Business Development: Attitudes to Different Pricing Models
Our client serves the industrial marketplace for engineering and manufacturing goods, having one central catalogue that defines the basic product range. Though this range runs to many tens of thousands of products, customers’ needs are fulfilled through a combination of mail order, local stocking branches and a direct sales force who visit larger accounts. Through this variety of channels, our client aligns with many different competitors who use diverse pricing platforms for their markets. As part of our client’s strategic business development, they wished to move towards volume based pricing as the standard for their business. However, to do so would be at odds with the catalogue offering. There is therefore an unqualified risk that customers might be lost in changing the price platform, and we were asked to aid the client’s business development through researching a way forward.
Market research needs:
To determine the elements of value that are perceived as important to different customer segments.
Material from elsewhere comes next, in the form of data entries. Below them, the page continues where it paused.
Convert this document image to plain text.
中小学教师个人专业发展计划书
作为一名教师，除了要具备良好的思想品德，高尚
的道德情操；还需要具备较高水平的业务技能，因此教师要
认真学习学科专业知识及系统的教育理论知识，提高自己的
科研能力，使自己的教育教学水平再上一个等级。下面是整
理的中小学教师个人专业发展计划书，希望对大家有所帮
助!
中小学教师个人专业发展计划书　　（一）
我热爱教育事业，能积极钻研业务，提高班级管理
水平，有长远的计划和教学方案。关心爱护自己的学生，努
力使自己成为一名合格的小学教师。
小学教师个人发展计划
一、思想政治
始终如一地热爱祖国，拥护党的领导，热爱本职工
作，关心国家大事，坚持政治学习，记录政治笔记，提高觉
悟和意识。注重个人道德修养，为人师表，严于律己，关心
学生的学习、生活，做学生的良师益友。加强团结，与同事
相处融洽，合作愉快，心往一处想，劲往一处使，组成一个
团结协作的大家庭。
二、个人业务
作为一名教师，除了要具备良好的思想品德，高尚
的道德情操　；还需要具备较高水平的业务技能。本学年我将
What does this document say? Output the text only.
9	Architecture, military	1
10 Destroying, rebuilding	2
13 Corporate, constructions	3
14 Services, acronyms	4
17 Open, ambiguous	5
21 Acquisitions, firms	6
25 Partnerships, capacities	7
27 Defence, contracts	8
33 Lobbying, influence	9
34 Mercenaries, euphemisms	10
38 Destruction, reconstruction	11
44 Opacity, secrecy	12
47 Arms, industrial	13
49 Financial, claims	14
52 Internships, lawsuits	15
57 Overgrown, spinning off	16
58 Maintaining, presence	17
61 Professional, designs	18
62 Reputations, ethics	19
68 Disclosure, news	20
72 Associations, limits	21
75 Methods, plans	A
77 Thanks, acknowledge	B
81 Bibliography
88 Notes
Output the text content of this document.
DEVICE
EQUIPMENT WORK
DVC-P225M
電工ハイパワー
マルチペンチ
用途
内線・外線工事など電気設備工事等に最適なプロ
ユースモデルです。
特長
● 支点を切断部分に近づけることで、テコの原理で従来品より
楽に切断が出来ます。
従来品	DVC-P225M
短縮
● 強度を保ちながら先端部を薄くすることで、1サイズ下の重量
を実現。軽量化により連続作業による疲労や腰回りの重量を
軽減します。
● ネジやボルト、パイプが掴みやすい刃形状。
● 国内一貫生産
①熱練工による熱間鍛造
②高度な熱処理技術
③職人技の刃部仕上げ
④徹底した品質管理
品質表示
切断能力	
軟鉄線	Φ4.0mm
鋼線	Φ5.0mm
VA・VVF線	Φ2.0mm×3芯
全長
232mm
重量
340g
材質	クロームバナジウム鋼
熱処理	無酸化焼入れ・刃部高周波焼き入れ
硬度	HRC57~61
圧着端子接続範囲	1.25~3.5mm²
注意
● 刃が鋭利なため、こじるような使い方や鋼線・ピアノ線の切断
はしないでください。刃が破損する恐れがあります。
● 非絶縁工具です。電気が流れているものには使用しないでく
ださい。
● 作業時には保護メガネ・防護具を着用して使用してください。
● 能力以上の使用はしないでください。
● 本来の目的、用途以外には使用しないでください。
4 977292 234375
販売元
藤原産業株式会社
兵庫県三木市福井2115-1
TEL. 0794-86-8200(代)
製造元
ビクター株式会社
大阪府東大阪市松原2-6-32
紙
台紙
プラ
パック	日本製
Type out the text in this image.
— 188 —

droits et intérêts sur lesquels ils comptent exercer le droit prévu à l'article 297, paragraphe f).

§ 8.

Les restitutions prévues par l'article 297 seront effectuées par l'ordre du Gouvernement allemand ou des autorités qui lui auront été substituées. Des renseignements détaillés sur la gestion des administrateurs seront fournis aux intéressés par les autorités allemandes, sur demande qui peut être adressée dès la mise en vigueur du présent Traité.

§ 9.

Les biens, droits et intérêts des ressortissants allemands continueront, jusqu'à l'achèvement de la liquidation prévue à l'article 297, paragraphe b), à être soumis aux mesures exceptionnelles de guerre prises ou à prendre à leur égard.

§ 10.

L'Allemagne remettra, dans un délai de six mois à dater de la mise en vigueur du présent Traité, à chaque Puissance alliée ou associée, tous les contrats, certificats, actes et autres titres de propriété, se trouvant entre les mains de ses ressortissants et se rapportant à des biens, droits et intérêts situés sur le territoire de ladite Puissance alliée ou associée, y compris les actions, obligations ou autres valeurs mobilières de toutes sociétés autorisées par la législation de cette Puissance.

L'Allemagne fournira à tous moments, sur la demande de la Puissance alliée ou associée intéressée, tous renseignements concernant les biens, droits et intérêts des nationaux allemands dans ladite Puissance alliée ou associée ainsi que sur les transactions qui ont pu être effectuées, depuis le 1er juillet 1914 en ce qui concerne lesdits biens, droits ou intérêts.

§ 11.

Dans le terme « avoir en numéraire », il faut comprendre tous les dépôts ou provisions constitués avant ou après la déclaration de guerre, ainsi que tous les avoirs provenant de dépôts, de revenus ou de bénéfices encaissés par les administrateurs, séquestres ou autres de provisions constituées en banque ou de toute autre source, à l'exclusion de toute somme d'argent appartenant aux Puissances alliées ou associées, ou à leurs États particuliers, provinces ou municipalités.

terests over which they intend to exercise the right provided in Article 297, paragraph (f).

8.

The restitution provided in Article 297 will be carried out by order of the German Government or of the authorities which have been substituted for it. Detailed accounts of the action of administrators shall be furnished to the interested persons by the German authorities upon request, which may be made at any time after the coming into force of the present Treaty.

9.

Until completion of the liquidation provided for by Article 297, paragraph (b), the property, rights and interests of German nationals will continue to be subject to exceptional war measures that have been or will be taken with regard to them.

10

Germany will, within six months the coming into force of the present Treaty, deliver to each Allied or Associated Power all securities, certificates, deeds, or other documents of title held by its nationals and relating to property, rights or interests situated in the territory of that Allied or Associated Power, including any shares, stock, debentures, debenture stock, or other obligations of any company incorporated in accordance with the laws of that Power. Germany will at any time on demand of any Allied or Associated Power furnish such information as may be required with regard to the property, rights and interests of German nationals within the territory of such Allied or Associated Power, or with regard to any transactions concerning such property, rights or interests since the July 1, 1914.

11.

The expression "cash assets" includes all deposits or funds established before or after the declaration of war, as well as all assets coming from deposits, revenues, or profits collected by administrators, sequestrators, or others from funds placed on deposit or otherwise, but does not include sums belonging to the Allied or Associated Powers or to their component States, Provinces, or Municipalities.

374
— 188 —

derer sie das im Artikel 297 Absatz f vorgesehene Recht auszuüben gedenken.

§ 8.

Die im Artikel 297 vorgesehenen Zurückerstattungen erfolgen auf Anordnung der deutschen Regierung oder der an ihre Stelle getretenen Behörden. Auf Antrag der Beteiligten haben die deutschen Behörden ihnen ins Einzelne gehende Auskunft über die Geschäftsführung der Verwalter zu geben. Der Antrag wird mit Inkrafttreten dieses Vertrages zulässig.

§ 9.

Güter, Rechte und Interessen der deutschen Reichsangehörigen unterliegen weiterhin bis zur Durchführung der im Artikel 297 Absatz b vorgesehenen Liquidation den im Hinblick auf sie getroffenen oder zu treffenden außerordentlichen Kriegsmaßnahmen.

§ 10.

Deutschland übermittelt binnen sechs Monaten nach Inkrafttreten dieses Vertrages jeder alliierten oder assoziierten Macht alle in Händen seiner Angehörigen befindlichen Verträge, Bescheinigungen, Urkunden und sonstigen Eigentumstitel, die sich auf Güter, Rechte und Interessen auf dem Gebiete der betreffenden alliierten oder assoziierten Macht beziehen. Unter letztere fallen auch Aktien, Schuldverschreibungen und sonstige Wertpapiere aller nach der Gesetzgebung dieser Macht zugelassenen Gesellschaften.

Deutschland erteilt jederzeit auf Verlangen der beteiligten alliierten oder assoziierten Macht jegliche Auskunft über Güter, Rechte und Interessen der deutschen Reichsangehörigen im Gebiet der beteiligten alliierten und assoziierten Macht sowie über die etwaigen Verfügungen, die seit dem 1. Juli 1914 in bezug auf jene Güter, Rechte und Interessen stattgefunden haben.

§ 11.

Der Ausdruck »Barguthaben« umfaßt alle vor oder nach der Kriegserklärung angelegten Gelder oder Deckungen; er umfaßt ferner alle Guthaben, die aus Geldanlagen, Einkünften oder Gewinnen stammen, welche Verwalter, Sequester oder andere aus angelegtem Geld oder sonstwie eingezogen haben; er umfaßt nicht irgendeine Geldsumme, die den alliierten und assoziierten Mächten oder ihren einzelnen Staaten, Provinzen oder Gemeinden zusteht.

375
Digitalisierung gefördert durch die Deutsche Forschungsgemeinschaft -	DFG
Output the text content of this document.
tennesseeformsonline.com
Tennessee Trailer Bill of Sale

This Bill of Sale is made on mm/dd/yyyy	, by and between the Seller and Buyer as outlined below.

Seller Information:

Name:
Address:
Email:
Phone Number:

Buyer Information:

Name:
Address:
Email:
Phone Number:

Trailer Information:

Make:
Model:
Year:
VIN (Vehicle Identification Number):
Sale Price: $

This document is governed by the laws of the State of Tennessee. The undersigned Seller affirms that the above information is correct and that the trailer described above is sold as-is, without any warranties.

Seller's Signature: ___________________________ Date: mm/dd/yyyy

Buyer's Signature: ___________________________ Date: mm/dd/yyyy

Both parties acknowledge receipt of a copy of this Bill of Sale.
To understand the extent to which existing pricing structures are culturally embedded in customers’ mindsets.
To model the likely reaction from customers if our client were to move to volume discount based pricing.
This research was about understanding the issues that drive customers to form price perceptions of different suppliers. It was not about establishing price positions on a comparative basis across a variety of commodities. The nature of the research was therefore qualitative. Since the focus of this research was centred on customer perceptions of pricing, we chose to focus groups as the most appropriate means of understanding customers’ attitudes.
Price was not the first issue to be mentioned when talking about value. More important to customers were the honesty of their supplier and how much they trusted that supplier. This meant that our client could promote value without having to cut margins to a perilously low level – i.e. there was profit to be made through increasing value. However, trust is a vital part of any pricing model and evidence suggested that price comparisons were made infrequently. Our client would therefore have to proactively lead price movements with customers. Discounts were found to be poorly implemented by many suppliers, with a variety of different points of application, sometimes causing confusion. This meant that in changing price position, our client must be transparent and keep the basis simple.
Business development for our client was achieved by subtle changes to their pricing models and, through careful management, loyal customers were retained.